Luckily, there are apps and best practices that advisers use to cut through the clutter. The latest bells and whistles in the app store offer functions that promise to declutter, defer and organize — some even with virtual assistance.

Cutting back on the newsletters

Every restaurant perk or clothing store discount seems to require signing up for an email newsletter nowadays, so it’s hard to tell exactly how you wound up with 50 newsletters you never plan on opening in your inbox.

To tackle the problem, Unroll.me identifies subscription emails and stacks them up in cards, allowing you to swipe left and unsubscribe in one go. “This shaved nearly 100 daily emails off my system that have build up over time,” Ted Jenkin, co-CEO and founder of Oxygen Financial Inc., said in an email.

The app also has a “rollup” function that compiles the subscriptions you want to keep into a single daily digest for you to scroll through at your leisure, so they don’t clutter your inbox.

“It helps me focus and not get bombarded with nonsense in order to get to what I need to do,” said Ashley Bleckner, a financial adviser at RS Crum Inc. who said the app shaved her daily emails in half.

Similarly, Triage, the iPhone app, turns your inbox into a mobile-friendly user experience, stacking emails in cards for you to deal with with a few swipes and taps. It supports most popular email services, including Gmail and Yahoo Mail.

(More: Apps for financial advisers to help with time management)

Utilize CRM and make your own rules

Outlook does a good job of sorting your inbox into Focused emails, where your most important emails go, and Other emails, which catches the rest. If you want to go a step further, however, you can download Outlook’s SimplyFile add-in, which helps quickly organize and file all messages.

Marc Shaffer, principal at Searcy Financial Services Inc. in Overland Park, Kan., does not like relying on third-party apps, preferring to stick to the functions in Outlook and CRM software like Salesforce. Mr. Shaffer has rules he’s set up to cut through the 100 or so emails he gets in his inbox in a given day. Usually, about a third of them are emails he needs to get to.

“I like to have a pulse on my inbox,” he said.

(More: 11 habits of highly successful financial advisers)

Mr. Shaffer has 22 folders: Bills go into one folder, deals and discounts from clothing companies in another. His Kansas State University emails get filed away with alumni events and football tickets.

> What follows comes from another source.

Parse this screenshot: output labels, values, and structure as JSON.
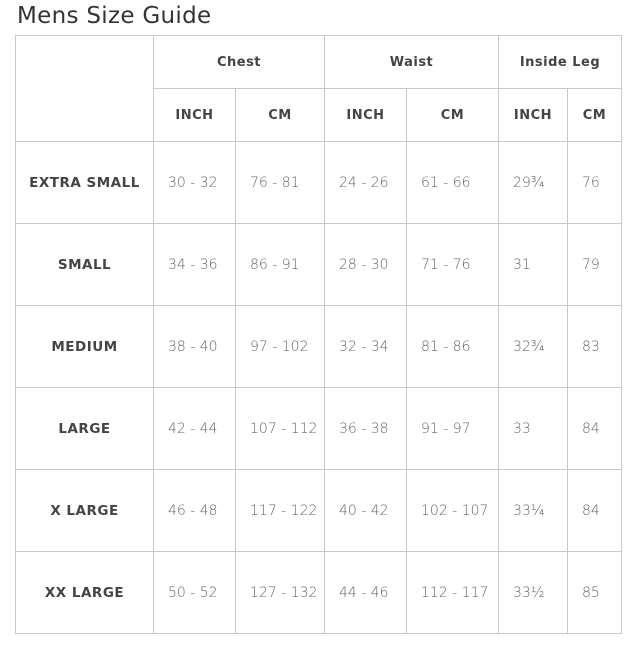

He tackles client emails during the day and opens his folders toward the end of the day, when he has time to peruse the newsletters.

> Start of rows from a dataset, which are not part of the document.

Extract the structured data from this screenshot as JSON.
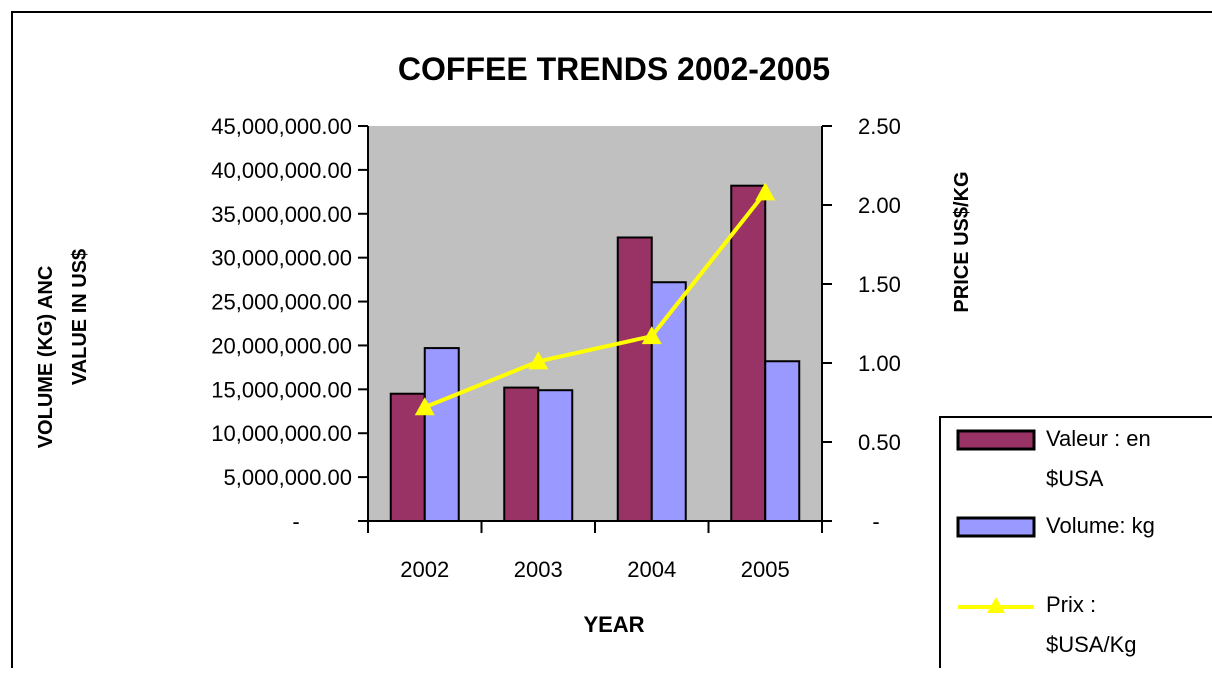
{
  "chart_data": {
    "type": "bar",
    "title": "COFFEE TRENDS 2002-2005",
    "xlabel": "YEAR",
    "ylabel_line1": "VOLUME (KG) ANC",
    "ylabel_line2": "VALUE IN US$",
    "ylabel_right": "PRICE US$/KG",
    "categories": [
      "2002",
      "2003",
      "2004",
      "2005"
    ],
    "y_ticks": [
      "-",
      "5,000,000.00",
      "10,000,000.00",
      "15,000,000.00",
      "20,000,000.00",
      "25,000,000.00",
      "30,000,000.00",
      "35,000,000.00",
      "40,000,000.00",
      "45,000,000.00"
    ],
    "y_right_ticks": [
      "-",
      "0.50",
      "1.00",
      "1.50",
      "2.00",
      "2.50"
    ],
    "ylim": [
      0,
      45000000
    ],
    "ylim_right": [
      0,
      2.5
    ],
    "plot_background": "#c0c0c0",
    "series": [
      {
        "name": "Valeur : en $USA",
        "type": "bar",
        "axis": "left",
        "color": "#993366",
        "values": [
          14500000,
          15200000,
          32300000,
          38200000
        ]
      },
      {
        "name": "Volume: kg",
        "type": "bar",
        "axis": "left",
        "color": "#9999ff",
        "values": [
          19700000,
          14900000,
          27200000,
          18200000
        ]
      },
      {
        "name": "Prix : $USA/Kg",
        "type": "line",
        "axis": "right",
        "color": "#ffff00",
        "marker": "triangle",
        "values": [
          0.72,
          1.01,
          1.17,
          2.08
        ]
      }
    ],
    "legend": {
      "placement": "right",
      "entries": [
        [
          "Valeur : en",
          "$USA"
        ],
        [
          "Volume: kg"
        ],
        [
          "Prix :",
          "$USA/Kg"
        ]
      ]
    }
  }
}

Mr. Schaffer tries to achieve Inbox Zero. “It’s overwhelming, but these rules have allowed me to stay up on it, so that it doesn’t get out of hand,” he said.

Set up reminders

When Mr. Shaffer doesn’t have time to respond to an email but knows he’ll have to revisit it at a later date, he marks it with a “task,” or a date and time for the email to come back with notes on his next action in Salesforce. The tasks help him, so that he doesn’t have to subconsciously remember what to return to later.

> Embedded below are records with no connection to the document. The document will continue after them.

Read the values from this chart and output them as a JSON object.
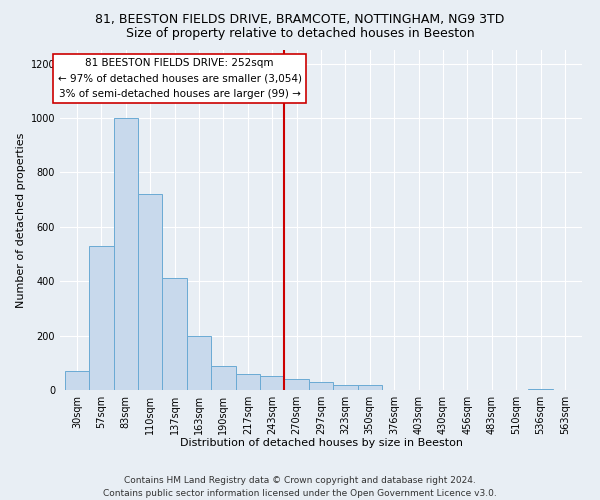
{
  "title": "81, BEESTON FIELDS DRIVE, BRAMCOTE, NOTTINGHAM, NG9 3TD",
  "subtitle": "Size of property relative to detached houses in Beeston",
  "xlabel": "Distribution of detached houses by size in Beeston",
  "ylabel": "Number of detached properties",
  "bar_color": "#c8d9ec",
  "bar_edge_color": "#6aaad4",
  "categories": [
    "30sqm",
    "57sqm",
    "83sqm",
    "110sqm",
    "137sqm",
    "163sqm",
    "190sqm",
    "217sqm",
    "243sqm",
    "270sqm",
    "297sqm",
    "323sqm",
    "350sqm",
    "376sqm",
    "403sqm",
    "430sqm",
    "456sqm",
    "483sqm",
    "510sqm",
    "536sqm",
    "563sqm"
  ],
  "values": [
    70,
    530,
    1000,
    720,
    410,
    200,
    90,
    60,
    50,
    40,
    30,
    18,
    20,
    0,
    0,
    0,
    0,
    0,
    0,
    5,
    0
  ],
  "ylim": [
    0,
    1250
  ],
  "yticks": [
    0,
    200,
    400,
    600,
    800,
    1000,
    1200
  ],
  "property_line_x": 8.5,
  "property_label": "81 BEESTON FIELDS DRIVE: 252sqm",
  "annotation_line1": "← 97% of detached houses are smaller (3,054)",
  "annotation_line2": "3% of semi-detached houses are larger (99) →",
  "annotation_box_color": "#ffffff",
  "annotation_box_edge_color": "#cc0000",
  "vline_color": "#cc0000",
  "footnote1": "Contains HM Land Registry data © Crown copyright and database right 2024.",
  "footnote2": "Contains public sector information licensed under the Open Government Licence v3.0.",
  "background_color": "#e8eef4",
  "plot_bg_color": "#e8eef4",
  "grid_color": "#ffffff",
  "title_fontsize": 9,
  "subtitle_fontsize": 9,
  "axis_label_fontsize": 8,
  "tick_fontsize": 7,
  "annotation_fontsize": 7.5,
  "footnote_fontsize": 6.5
}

“When you have 1,000 things to get done, you don’t really remember them, because of the 10 things you need to get done,” Mr. Shaffer said.

For another option, you can download Boomerang, a plug-in that works with Outlook, Gmail, MS Exchange and Hotmail. It allows users to schedule emails, get read receipts and send follow-up reminders.

Virtual assistants

There are also the apps of the future. Boomerang is now taking an AI-powered approach to email management and so are other apps, like Astro Mail. The intelligent email and calendar app offers an “Ask Astrobot” function that lets you talk to the app and give it commands.

You can ask the Astrobot to delete emails, unsubscribe from others and archive what you want. It can also set up reminders and suggest actions, like adding contacts to a VIP list. For fun, it can also roll the dice, flip a coin, decide what you should eat for lunch and read your fortune.

The app is available on iOS, Android, Slack and Amazon Alexa.